Après une enfance bercée par le ballon rond, « Zen-Marie » étrenne pour la première fois ses boucles blondes et  son sourire rieur sur les prés de la Jupiler League lors de la saison 73-74. Et s’il n’a alors que 20 ans, il ne va pourtant pas tarder à s’imposer dans les rangs de Beveren, son club formateur.

Celui dont le seul regret restera « d’avoir raccroché les crampons bien trop tôt » joue 27 matches dès sa première saison dans le nord de Bruxelles. Car avant de devenir  l’idole et accessoirement le showman de tout un peuple, JMP passe près d’une décennie à défendre les couleurs des Agriculteurs. En 1976, ses bonnes performances lui ouvrent les portes de la sélection, une saison avant de remporter le soulier d’or du championnat belge.

Avec les jaune et bleu, il remporte la coupe nationale en 78, puis le championnat en 79. Avant de partir à Munich, Pfaff devient El Simpatico, multipliant les frasques lui attirant l’amour d’un public acquis à sa cause. Ses performances aussi, contribuent à bâtir sa légende. Amené à remplacer un Théo Custers bien trop roux pour jouer l’Euro 80,  Pfaff est un des grands artisans de l’excellent parcours des diables rouges, qui ne perdent qu’en finale face au géant allemand.

De retour au pays, le portier joue deux saisons en demi-teinte avant de rejoindre le Bayern Munich, à 29 ans. Habitué à son cocon belge, Jean-Marie découvre un autre monde, où la défaite et les sentiments n’ont pas leur place. Un monde qui semble convenir à l’exubérant gardien : « Mon passage du petit Beveren, où j’ai été formé, au grand Bayern, géant européen, reste un de mes meilleurs souvenirs. J’ai découvert un autre monde et acquis une nouvelle dimension ».

Mais avant de découvrir les joies de la Bundesliga, la coupe du monde ibérique se profile pour ce qui reste aujourd’hui encore comme la plus grande génération de joueurs belges.
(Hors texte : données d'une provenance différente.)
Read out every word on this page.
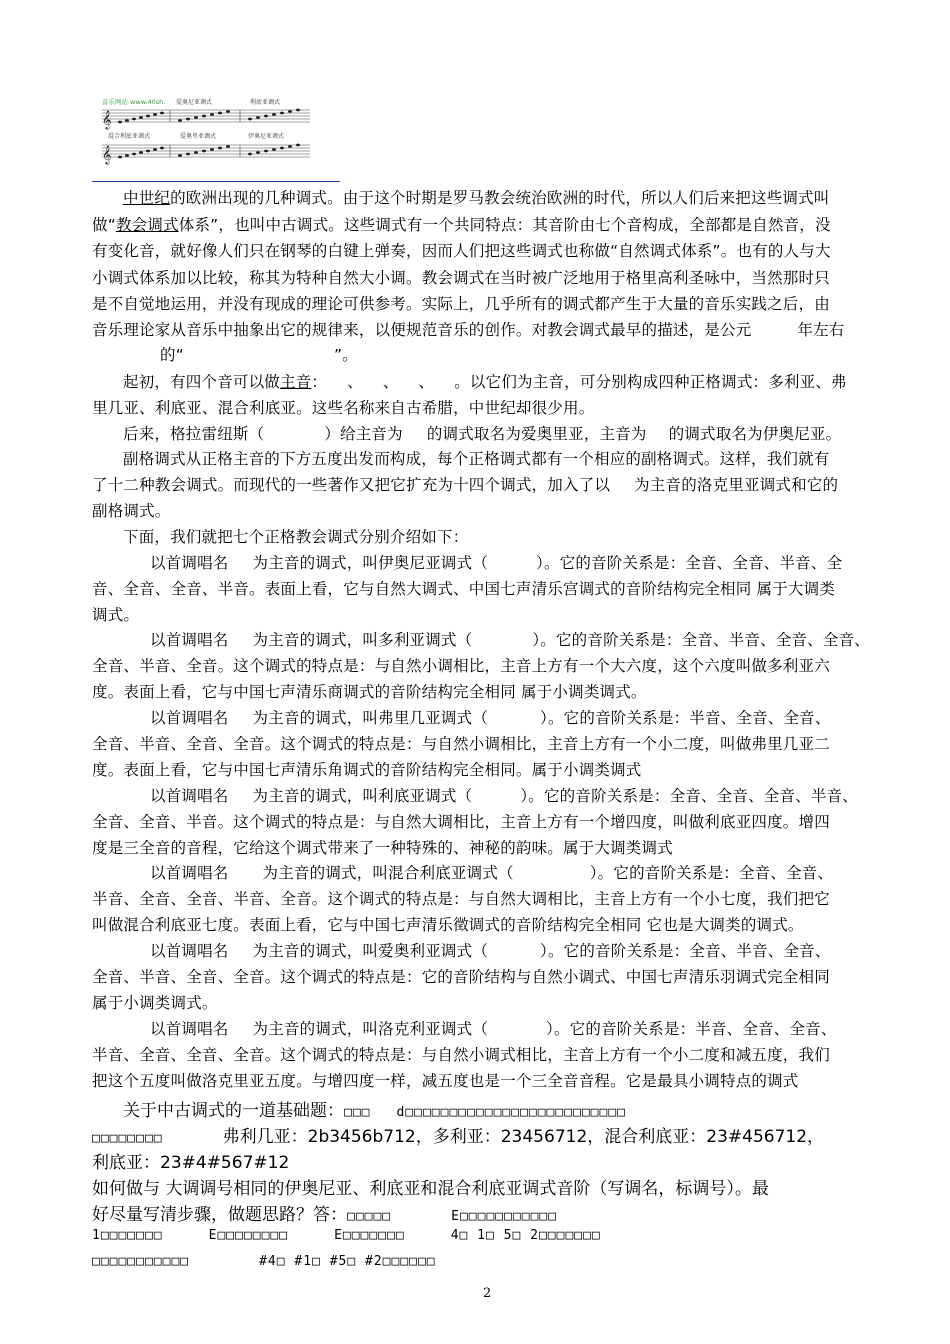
音乐网站 www.40sh. 爱奥尼亚调式	利底亚调式
𝄞
混合利底亚调式	爱奥里亚调式	伊奥尼亚调式
𝄞
中世纪的欧洲出现的几种调式。由于这个时期是罗马教会统治欧洲的时代，所以人们后来把这些调式叫
做“教会调式体系”，也叫中古调式。这些调式有一个共同特点：其音阶由七个音构成，全部都是自然音，没
有变化音，就好像人们只在钢琴的白键上弹奏，因而人们把这些调式也称做“自然调式体系”。也有的人与大
小调式体系加以比较，称其为特种自然大小调。教会调式在当时被广泛地用于格里高利圣咏中，当然那时只
是不自觉地运用，并没有现成的理论可供参考。实际上，几乎所有的调式都产生于大量的音乐实践之后，由
音乐理论家从音乐中抽象出它的规律来，以便规范音乐的创作。对教会调式最早的描述，是公元	年左右
的“	”。
起初，有四个音可以做主音： 、 、 、 。以它们为主音，可分别构成四种正格调式：多利亚、弗
里几亚、利底亚、混合利底亚。这些名称来自古希腊，中世纪却很少用。
后来，格拉雷纽斯（	）给主音为 的调式取名为爱奥里亚，主音为 的调式取名为伊奥尼亚。
副格调式从正格主音的下方五度出发而构成，每个正格调式都有一个相应的副格调式。这样，我们就有
了十二种教会调式。而现代的一些著作又把它扩充为十四个调式，加入了以 为主音的洛克里亚调式和它的
副格调式。
下面，我们就把七个正格教会调式分别介绍如下：
以首调唱名 为主音的调式，叫伊奥尼亚调式（	）。它的音阶关系是：全音、全音、半音、全
音、全音、全音、半音。表面上看，它与自然大调式、中国七声清乐宫调式的音阶结构完全相同 属于大调类
调式。
以首调唱名 为主音的调式，叫多利亚调式（	）。它的音阶关系是：全音、半音、全音、全音、
全音、半音、全音。这个调式的特点是：与自然小调相比，主音上方有一个大六度，这个六度叫做多利亚六
度。表面上看，它与中国七声清乐商调式的音阶结构完全相同 属于小调类调式。
以首调唱名 为主音的调式，叫弗里几亚调式（	）。它的音阶关系是：半音、全音、全音、
全音、半音、全音、全音。这个调式的特点是：与自然小调相比，主音上方有一个小二度，叫做弗里几亚二
度。表面上看，它与中国七声清乐角调式的音阶结构完全相同。属于小调类调式
以首调唱名 为主音的调式，叫利底亚调式（	）。它的音阶关系是：全音、全音、全音、半音、
全音、全音、半音。这个调式的特点是：与自然大调相比，主音上方有一个增四度，叫做利底亚四度。增四
度是三全音的音程，它给这个调式带来了一种特殊的、神秘的韵味。属于大调类调式
以首调唱名 为主音的调式，叫混合利底亚调式（	）。它的音阶关系是：全音、全音、
半音、全音、全音、半音、全音。这个调式的特点是：与自然大调相比，主音上方有一个小七度，我们把它
叫做混合利底亚七度。表面上看，它与中国七声清乐徵调式的音阶结构完全相同 它也是大调类的调式。
以首调唱名 为主音的调式，叫爱奥利亚调式（	）。它的音阶关系是：全音、半音、全音、
全音、半音、全音、全音。这个调式的特点是：它的音阶结构与自然小调式、中国七声清乐羽调式完全相同
属于小调类调式。
以首调唱名 为主音的调式，叫洛克利亚调式（	）。它的音阶关系是：半音、全音、全音、
半音、全音、全音、全音。这个调式的特点是：与自然小调式相比，主音上方有一个小二度和减五度，我们
把这个五度叫做洛克里亚五度。与增四度一样，减五度也是一个三全音音程。它是最具小调特点的调式
关于中古调式的一道基础题：□□□ d□□□□□□□□□□□□□□□□□□□□□□□□□
□□□□□□□□	弗利几亚：2b3456b712，多利亚：23456712，混合利底亚：23#456712，
利底亚：23#4#567#12
如何做与 大调调号相同的伊奥尼亚、利底亚和混合利底亚调式音阶（写调名，标调号）。最
好尽量写清步骤，做题思路？答：□□□□□	E□□□□□□□□□□□
1□□□□□□□	E□□□□□□□□	E□□□□□□□	4□ 1□ 5□ 2□□□□□□□
□□□□□□□□□□□	#4□ #1□ #5□ #2□□□□□□
2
Le principal intéressé évoque ces réminiscences avec émotion « Mon premier grand souvenir, c’est la Coupe du Monde 1982 en Espagne et ce fameux premier match face à l’Argentine de mon ami Diego Maradona. Sous les yeux du monde entier, et alors qu’on ne nous donnait pas la moindre chance face aux champions du monde en titre, nous l’avons emporté 1-0, grâce à un collectif remarquable et un but d’Erwin Vandenbergh ».

Quatre ans. C’est le temps qu’il faut à JM pour sortir de l’ombre de Sepp Maier en Bavière, remporter deux coupes d’Allemagne et deux Bundesligas, avant d’entrer dans l’histoire de son pays. 1986, le monde entier a les yeux rivés vers le Mexique, où l’Italie, vainqueur de l’Allemagne quatre ans plus tôt à Santiago Bernabeu, vient défendre son titre.

Après des débuts poussifs (défaite face au Mexique, nul face au Paraguay), la Belgique se qualifie pour les huitièmes à la faveur des points engrangés face à l’Irak. Face à l’URSS, le scénario incroyable et un Pfaff des grands soirs permettent au plat pays d’accéder pour la première fois de son histoire aux quarts d’une World Cup.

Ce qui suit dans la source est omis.